Even the Midwest, the South the East Coast saw their improving air quality trends stall due to smoke from Western wildfires.
“Larger fires that have been burning in recent years are lofting the pollution way up into the atmosphere, which can transport these tiny particles thousands of miles away,” said Marissa Childs, a former Stanford doctoral student and co-author of the study who now is an environmental fellow at the Harvard University Center for the Environment.
Overall, wildfire smoke has either slowed or fully reversed air quality trends in 35 states since 2016, said the study, which was published in the journal Nature.
The trend is showing no signs of abating.
Smoke from more than 1,000 wildfires burning across Canada earlier this year drifted south, bringing unhealthy air to New York, Chicago, Minneapolis and other U.S. cities.
Wildfires have been on the increase for several reasons. A century of fire suppression has left forests unnaturally thick and unhealthy in some parts of the West, so that when they finally burn, the blazes are much larger than fires started centuries ago by lightning or native tribes.
Climate change also is causing more severe droughts and heat waves. And in many parts of the West, more people have moved to rural areas, increasing the risk of human-caused fires.
As a result, wildfire smoke is a becoming widening health problem.

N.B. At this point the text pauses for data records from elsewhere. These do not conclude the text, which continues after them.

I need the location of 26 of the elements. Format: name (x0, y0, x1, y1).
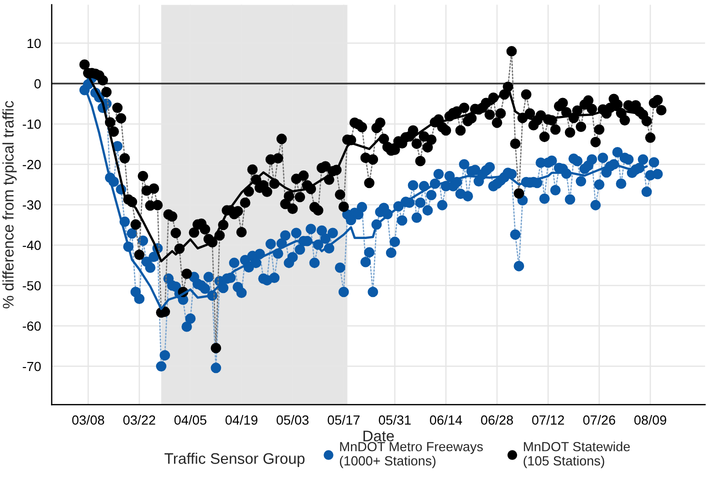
y-tick-label: -20 (22, 160, 41, 170)
y-tick-label: -50 (22, 281, 41, 290)
y-tick-label: -40 (22, 240, 41, 250)
legend-label: MnDOT Metro Freeways (1000+ Stations) (340, 442, 483, 468)
y-tick-label: 10 (28, 38, 41, 48)
x-tick-label: 03/08 (72, 415, 104, 425)
x-tick-label: 06/28 (481, 415, 513, 425)
x-tick-label: 05/03 (276, 415, 309, 425)
x-tick-label: 08/09 (634, 415, 666, 425)
x-tick-label: 04/05 (174, 415, 206, 425)
y-axis-title: % difference from typical traffic (2, 100, 17, 308)
y-tick-label: -60 (22, 321, 41, 331)
y-tick-label: -70 (22, 362, 41, 372)
legend-label: MnDOT Statewide (105 Stations) (524, 442, 630, 468)
legend-title: Traffic Sensor Group (164, 452, 305, 467)
y-tick-label: -10 (22, 120, 41, 129)
x-tick-label: 05/31 (378, 415, 411, 425)
x-axis-title: Date (364, 430, 394, 442)
x-tick-label: 07/26 (583, 415, 616, 425)
y-tick-label: -30 (22, 200, 41, 210)
x-tick-label: 07/12 (532, 415, 564, 425)
x-tick-label: 04/19 (226, 415, 258, 425)
x-tick-label: 05/17 (328, 415, 360, 425)
y-tick-label: 0 (34, 79, 41, 88)
x-tick-label: 03/22 (123, 415, 156, 425)
x-tick-label: 06/14 (430, 415, 462, 425)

America’s landmark air pollution law, the Clean Air Act, was signed by President Richard Nixon in 1970. It was designed to curb dangerous levels of smog from factories, power plants, trucks and cars. It has succeeded by setting standards that required cleaner-burning fuels, catalytic converters on trucks and cars, scrubbers and other clean-air equipment on smokestacks, and other changes.
“For over 50 years the Clean Air Act has delivered critical public health benefits,” said Will Barrett, national senior director for clean air advocacy at the American Lung Association. “Now, climate change is making the job of cleaning our air more difficult and threatening our incredible progress. We’re very concerned about it.”
The Biden administration is considering tightening the national health standards for particle pollution, something Barrett said is overdue.
But the Clean Air Act does not regulate wildfires, or even count their soot emissions toward state and local air pollution totals.
It considers them “exceptional events,” like volcanic eruptions and earthquakes, that are out of human control.
“You can’t put a scrubber on a burning forest,” said Michael Wara, director of the Climate and Energy Policy Program at Stanford’s Woods Institute for the Environment, and a co-author of Wednesday’s study. “We are going to need flexibility, new tools, and a willingness to experiment.”
Soot is among the most harmful types of air pollution.
It is made up of tiny particles is called PM 2.5 — for particulate matter 2.5 microns or smaller, so small that 30 of them can line up across the width of a human hair.
That microscopic soot drifts in the air, and can penetrate deep into people’s lungs. It can enter the bloodstream and increases the risk of asthma attacks, heart attacks, strokes and other serious health issues. Studies have shown an increase in hospital visits during smoky days, particularly by elderly residents.
Burke said that as climate change continues, smoky days are likely to be more common. The solution, he said, is more thinning of overgrown forests, more controlled burns, changes in federal air pollution rules to make it easier to conduct controlled burns that reduce the risk of massive fires, and other programs, like expanding initiatives to help low-income residents purchase air purifiers.
“The Clean Air Act was written for a different world,” he said. “It was written for a different logic. Wildfires are a different beast.”